BioShock I felt did a much better job with making the player consider the “follow the objectives to progress” assumption, and Metal Gear Solid was a fantastic anti-war game without beating you over the head for it.
I’m as sick of US-Mil funded propaganda games as the next person, but I feel like a game designed to emotionally manipulate players and berate them for giving it a chance is ultimately…cheap.
Good rant, thanks for sharing. I felt it was massively over hyped to me also considering the games you mentioned came out well before and had better storytelling, gameplay, and graphics. It was solidly mediocre to me. I did play it through to completion though, maybe a bit of rage-completion there.

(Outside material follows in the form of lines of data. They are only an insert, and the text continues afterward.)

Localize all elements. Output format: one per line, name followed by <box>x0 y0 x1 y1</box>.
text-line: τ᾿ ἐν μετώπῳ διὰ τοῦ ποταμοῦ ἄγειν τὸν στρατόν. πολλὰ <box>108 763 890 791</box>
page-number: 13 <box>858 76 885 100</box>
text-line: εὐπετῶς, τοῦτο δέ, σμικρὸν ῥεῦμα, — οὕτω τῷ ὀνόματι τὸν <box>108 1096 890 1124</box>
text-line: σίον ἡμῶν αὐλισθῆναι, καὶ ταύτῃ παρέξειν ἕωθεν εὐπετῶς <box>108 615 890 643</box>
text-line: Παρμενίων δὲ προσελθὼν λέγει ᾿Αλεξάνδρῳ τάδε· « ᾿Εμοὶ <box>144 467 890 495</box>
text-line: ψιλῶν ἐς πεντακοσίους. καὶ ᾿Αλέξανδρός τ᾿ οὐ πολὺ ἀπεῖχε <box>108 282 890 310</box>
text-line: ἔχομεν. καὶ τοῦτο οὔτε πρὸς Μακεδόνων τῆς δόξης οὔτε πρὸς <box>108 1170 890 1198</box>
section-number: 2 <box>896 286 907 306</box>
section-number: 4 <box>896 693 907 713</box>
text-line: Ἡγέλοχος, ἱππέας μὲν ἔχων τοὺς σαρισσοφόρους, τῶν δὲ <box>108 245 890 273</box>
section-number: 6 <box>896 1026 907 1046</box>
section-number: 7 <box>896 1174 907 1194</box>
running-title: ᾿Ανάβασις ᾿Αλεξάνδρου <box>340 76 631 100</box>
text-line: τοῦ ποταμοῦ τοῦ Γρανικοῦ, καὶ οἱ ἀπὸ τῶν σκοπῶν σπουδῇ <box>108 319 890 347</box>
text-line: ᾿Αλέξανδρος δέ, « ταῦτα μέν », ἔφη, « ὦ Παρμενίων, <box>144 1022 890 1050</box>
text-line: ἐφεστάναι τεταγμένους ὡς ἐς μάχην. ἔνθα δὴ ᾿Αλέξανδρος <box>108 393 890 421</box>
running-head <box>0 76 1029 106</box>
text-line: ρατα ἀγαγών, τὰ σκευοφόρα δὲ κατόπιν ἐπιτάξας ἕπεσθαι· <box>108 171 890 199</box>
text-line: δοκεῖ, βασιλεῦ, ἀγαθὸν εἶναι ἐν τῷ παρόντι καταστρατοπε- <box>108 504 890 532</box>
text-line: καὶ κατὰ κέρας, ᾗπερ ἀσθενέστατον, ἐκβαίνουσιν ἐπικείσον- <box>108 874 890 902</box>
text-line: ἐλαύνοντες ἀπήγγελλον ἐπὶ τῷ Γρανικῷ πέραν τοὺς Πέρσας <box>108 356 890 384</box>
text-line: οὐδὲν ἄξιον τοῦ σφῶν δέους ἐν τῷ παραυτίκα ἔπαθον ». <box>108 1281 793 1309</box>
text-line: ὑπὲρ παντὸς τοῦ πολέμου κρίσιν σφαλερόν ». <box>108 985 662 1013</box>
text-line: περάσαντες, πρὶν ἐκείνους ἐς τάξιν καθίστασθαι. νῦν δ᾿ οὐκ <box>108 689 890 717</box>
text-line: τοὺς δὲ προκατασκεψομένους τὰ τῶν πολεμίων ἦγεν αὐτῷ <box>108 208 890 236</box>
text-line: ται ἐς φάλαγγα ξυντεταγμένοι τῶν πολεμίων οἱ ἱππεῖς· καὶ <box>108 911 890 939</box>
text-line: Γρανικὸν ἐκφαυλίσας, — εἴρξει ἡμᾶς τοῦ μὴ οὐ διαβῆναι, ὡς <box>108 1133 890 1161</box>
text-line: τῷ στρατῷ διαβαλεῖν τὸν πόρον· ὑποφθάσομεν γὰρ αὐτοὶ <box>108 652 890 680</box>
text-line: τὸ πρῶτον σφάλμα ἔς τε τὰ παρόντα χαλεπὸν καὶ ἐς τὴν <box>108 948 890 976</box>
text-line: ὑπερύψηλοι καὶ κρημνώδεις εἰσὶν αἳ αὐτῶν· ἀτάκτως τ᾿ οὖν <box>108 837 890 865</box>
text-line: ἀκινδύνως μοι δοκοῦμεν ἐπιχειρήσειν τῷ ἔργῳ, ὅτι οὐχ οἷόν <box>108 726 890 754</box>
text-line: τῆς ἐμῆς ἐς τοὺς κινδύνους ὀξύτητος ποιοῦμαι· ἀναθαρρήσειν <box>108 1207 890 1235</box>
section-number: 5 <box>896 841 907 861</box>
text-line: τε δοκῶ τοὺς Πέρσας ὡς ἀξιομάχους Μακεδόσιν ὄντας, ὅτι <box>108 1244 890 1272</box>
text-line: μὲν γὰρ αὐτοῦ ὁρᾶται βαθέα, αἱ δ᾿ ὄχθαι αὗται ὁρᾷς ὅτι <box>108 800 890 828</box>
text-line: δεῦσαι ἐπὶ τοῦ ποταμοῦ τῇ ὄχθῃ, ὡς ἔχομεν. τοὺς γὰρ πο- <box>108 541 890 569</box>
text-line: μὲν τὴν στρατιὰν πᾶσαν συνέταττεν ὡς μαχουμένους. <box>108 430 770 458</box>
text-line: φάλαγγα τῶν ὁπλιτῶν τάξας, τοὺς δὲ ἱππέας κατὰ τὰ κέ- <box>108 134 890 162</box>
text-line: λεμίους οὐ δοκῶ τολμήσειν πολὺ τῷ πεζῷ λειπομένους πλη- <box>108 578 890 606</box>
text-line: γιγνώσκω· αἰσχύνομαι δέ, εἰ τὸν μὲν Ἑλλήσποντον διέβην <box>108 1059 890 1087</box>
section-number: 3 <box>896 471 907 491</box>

Thanks! I appreciate it. :)
And yeah same here. There very much was a point I just rolled my eyes and went “FINE. You got something to say, just say it already.” I think we’re just sensitive to being cheaply manipulated by media lol!
Actually one more game on my mind that did this well: Metro 2033. Incredible atmosphere, and the “moral” is very nuanced. It’s one of those things that feels profound when it hits you and most people weren’t even aware there was a “moral system.” (No shame in looking up which actions help get the good ending)
I highly recommend it.
I love the Metro series; I played 2033 near its release, beaten Exodus three times (once at release and 2x after release of the Enhanced edition) and just recently beat Last Light Redux. I should probably play 2033 Redux now.
Closely related, I’m very excited for STALKER 2; Shadow of Chernobyl was my first love back in 2008 and I’ve played all three of those a bunch of times.
Instead of firing into the crowd, you can fire in the air.
Sounds like the game worked :p
You can’t avoid using WP mortars on the civilians.